Frequently lame but relatively painless, Spy Kids: All the Time in the World, the fourth entry in Robert Rodriguez's thrifty family series, is so plain-faced and literal-minded in its juvenile pandering that it's hard to dismiss it as a mere cash-in. Even the use of the 3D format—and the 4D "Aroma-Scope," which allows the viewer to enjoy various odors in sync with the film—adds to its good-natured earnestness. The film's longing for innocence (an aesthetic quality later mirrored by the plot) is what stands above the predictable storyline, which embraces silliness, sans stupidity.
This sequel wants to tickle fresh senses, not assault them with inanities, and a Ricky Gervais-voiced robotic dog that acts less as a character than a running gag unto itself—complete with no shortage of second-rate puns, inspective gadgetry, and a third-act, well-deployed fart joke—is indicative of the film's simple aims. The slick, colorful CGI looks like something out of a carnival funhouse, and there's a refreshing absence of pop-culture references. Calling off the war on bathroom humor, the film entertains without automatically sucking digits off your IQ—or your kids'.
The film's subtitle, All the Time in the World, refers to the antagonist, the Timekeeper, who has deemed humanity unworthy of the time it continues to waste, and has thus decided to let time…run out. How exactly this impacts the fate of the world is never really pondered, while the compounding effects of the loss of time only intermittently affect the goings-on of our heroes. In other words, this may not be the best way to interest your children to Stephen Hawking's lifework.

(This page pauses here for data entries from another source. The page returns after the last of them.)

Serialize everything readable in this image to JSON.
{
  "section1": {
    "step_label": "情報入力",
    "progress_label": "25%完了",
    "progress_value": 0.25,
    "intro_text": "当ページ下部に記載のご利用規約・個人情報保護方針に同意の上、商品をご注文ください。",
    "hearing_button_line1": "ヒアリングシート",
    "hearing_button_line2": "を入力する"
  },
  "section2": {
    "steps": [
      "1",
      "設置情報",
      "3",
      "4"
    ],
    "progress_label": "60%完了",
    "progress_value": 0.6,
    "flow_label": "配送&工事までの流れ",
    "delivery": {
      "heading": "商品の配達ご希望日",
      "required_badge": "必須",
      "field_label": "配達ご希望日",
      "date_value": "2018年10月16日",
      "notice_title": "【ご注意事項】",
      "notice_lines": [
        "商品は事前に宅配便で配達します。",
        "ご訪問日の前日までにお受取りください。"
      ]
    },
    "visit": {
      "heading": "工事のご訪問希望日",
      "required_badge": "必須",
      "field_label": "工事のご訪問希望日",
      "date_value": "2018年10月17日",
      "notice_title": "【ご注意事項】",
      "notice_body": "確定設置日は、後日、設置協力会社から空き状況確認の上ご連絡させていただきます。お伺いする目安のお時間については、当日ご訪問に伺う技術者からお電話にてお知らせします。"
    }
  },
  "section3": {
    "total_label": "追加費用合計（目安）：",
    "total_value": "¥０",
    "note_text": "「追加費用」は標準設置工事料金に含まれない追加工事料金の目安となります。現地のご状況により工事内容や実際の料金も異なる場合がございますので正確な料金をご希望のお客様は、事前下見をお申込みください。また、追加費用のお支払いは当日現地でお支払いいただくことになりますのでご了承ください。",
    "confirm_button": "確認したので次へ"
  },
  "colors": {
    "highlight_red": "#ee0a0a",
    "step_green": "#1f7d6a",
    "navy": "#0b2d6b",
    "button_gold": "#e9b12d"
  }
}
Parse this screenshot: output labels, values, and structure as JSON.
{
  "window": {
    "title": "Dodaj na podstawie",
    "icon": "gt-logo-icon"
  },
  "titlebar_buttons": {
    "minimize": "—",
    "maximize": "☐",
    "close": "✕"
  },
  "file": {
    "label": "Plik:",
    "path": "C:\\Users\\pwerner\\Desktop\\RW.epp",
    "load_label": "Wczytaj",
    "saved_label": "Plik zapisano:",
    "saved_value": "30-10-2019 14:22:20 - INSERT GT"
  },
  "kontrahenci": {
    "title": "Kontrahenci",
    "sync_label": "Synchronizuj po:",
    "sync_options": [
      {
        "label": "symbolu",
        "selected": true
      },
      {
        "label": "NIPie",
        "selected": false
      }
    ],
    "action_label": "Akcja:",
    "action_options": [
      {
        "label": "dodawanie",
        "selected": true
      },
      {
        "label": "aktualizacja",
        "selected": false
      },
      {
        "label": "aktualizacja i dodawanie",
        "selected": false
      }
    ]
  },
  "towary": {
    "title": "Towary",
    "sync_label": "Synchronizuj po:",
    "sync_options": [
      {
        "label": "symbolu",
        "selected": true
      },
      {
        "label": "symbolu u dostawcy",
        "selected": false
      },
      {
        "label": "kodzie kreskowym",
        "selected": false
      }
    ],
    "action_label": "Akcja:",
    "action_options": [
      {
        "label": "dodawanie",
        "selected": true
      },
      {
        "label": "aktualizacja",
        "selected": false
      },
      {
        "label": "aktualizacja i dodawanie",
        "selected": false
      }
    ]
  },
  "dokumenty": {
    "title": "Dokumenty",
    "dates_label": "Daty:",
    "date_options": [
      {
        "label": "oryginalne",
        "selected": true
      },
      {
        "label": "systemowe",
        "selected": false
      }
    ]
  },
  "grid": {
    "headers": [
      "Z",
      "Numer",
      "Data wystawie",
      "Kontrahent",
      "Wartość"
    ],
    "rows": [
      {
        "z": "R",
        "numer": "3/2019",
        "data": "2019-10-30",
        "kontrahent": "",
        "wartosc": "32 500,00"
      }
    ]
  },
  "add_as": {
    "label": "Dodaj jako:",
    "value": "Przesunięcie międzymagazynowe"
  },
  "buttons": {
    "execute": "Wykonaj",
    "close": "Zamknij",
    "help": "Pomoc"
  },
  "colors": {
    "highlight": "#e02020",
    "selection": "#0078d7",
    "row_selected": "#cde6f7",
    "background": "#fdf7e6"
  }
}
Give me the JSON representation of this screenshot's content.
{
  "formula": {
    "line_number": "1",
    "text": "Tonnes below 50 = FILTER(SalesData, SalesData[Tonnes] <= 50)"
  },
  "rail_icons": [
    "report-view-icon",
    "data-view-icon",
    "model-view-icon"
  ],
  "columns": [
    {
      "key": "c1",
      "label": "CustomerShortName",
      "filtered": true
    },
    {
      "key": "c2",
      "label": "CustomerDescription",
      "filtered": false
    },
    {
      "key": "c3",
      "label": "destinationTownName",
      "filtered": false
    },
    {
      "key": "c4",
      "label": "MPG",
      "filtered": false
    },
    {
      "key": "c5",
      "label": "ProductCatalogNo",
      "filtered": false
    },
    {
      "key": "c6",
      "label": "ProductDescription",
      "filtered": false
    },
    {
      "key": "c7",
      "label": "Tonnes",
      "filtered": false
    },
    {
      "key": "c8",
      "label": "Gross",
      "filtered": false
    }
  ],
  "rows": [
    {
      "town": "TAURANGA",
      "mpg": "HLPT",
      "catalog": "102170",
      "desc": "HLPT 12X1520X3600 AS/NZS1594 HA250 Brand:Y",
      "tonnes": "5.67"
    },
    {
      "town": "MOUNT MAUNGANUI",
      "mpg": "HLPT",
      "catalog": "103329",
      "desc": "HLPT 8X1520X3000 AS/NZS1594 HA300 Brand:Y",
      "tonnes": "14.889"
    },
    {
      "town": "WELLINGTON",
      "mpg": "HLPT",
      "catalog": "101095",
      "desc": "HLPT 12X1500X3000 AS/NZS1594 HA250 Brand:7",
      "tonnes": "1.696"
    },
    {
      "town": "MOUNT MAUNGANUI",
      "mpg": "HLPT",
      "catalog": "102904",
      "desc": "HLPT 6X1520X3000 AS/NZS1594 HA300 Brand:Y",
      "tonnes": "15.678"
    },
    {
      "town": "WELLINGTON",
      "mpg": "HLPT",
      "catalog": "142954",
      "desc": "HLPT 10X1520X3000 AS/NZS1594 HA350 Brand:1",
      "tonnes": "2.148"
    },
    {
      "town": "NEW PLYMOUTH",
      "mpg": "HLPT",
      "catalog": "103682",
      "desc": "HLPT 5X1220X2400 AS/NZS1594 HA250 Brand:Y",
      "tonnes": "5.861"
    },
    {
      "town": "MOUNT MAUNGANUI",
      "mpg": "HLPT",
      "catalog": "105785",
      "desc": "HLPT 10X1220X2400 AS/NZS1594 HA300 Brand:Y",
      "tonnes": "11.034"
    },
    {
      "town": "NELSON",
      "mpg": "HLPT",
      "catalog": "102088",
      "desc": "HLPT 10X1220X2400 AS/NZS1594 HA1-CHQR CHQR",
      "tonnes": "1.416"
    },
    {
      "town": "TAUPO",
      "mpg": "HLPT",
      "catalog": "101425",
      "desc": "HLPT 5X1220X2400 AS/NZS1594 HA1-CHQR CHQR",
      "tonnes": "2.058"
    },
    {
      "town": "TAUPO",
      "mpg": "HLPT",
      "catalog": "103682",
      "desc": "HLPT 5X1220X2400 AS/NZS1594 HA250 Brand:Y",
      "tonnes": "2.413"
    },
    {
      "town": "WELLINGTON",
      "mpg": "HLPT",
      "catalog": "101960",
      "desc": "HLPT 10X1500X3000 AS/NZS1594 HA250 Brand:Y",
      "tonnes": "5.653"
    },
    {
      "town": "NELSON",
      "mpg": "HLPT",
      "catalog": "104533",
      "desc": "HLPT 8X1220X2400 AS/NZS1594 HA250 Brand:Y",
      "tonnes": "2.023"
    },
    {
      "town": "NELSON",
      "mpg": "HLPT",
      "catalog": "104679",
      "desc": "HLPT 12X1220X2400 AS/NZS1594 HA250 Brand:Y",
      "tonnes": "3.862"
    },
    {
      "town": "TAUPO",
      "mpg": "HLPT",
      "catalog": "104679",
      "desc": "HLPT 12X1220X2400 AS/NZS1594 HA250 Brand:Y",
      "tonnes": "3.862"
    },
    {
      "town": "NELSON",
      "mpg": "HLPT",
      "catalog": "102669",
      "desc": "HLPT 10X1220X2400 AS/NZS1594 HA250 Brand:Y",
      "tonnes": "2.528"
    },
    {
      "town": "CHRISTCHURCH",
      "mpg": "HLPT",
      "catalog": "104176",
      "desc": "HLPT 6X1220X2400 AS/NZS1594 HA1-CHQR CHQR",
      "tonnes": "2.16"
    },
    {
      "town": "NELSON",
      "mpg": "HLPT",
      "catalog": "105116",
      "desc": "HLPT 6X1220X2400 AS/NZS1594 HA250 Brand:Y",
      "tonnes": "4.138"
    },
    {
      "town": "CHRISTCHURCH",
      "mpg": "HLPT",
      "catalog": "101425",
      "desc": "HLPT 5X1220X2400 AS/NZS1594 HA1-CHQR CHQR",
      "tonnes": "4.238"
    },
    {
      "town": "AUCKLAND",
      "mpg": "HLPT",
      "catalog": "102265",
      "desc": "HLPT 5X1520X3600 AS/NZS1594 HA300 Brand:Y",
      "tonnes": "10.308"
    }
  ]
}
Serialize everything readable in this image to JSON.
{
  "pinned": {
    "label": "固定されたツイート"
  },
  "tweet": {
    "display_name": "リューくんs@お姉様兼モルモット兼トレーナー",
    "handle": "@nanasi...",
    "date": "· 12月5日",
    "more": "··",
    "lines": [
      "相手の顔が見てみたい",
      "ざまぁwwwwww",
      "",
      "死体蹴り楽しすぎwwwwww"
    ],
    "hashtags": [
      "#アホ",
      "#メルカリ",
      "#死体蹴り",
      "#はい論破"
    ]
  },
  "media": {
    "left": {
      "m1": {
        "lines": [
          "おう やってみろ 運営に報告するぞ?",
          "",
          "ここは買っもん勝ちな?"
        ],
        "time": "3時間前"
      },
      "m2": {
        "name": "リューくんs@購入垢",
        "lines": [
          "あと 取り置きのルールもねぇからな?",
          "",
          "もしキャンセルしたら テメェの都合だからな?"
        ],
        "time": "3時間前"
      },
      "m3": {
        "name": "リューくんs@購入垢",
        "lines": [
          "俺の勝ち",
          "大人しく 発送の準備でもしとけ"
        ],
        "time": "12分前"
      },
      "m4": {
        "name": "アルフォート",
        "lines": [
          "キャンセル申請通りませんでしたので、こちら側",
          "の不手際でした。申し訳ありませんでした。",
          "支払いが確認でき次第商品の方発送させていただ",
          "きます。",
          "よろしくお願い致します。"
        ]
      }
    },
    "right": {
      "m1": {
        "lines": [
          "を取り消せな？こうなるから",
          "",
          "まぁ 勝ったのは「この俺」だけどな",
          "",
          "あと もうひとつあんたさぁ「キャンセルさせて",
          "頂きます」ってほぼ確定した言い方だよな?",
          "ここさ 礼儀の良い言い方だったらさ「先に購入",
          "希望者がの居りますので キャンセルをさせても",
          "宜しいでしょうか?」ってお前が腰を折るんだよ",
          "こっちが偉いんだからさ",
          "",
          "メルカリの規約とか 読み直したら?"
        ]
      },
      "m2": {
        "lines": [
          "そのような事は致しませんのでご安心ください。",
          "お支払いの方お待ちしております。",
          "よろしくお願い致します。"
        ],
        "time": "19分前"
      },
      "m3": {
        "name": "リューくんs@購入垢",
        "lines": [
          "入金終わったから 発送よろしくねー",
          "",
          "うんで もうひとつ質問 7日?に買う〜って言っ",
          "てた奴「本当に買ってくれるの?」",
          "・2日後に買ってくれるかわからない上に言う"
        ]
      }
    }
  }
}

Best to leave these metaphysical notions of doom to the imaginations of the target audience and enjoy the exaggerated genre know-how, from the tongue-in-cheek production design, such as the henchman with clocks for faces, to the sight of a preggo Jessica Alba in high-octane spy mode. Having retired after giving birth to become a stay-at-home mom, her espionage veteran Marissa Wilson now wants only to satisfy the needs of her stepchildren and husband, the host of a local spy-hunting TV show (no, really). The Timekeeper's attacks, compounded by Marissa's possession of a rare stone that can stop him, keep things interesting for this newbie family.
At an innocuous hour and a half, the connect-the-dots simplicity of the plot goes down smoothly, while the oft-recited platitudes about family and time actually hold some water given that most of them are being recited—and learned by—children. As far as babysitting devices go, you could do far worse.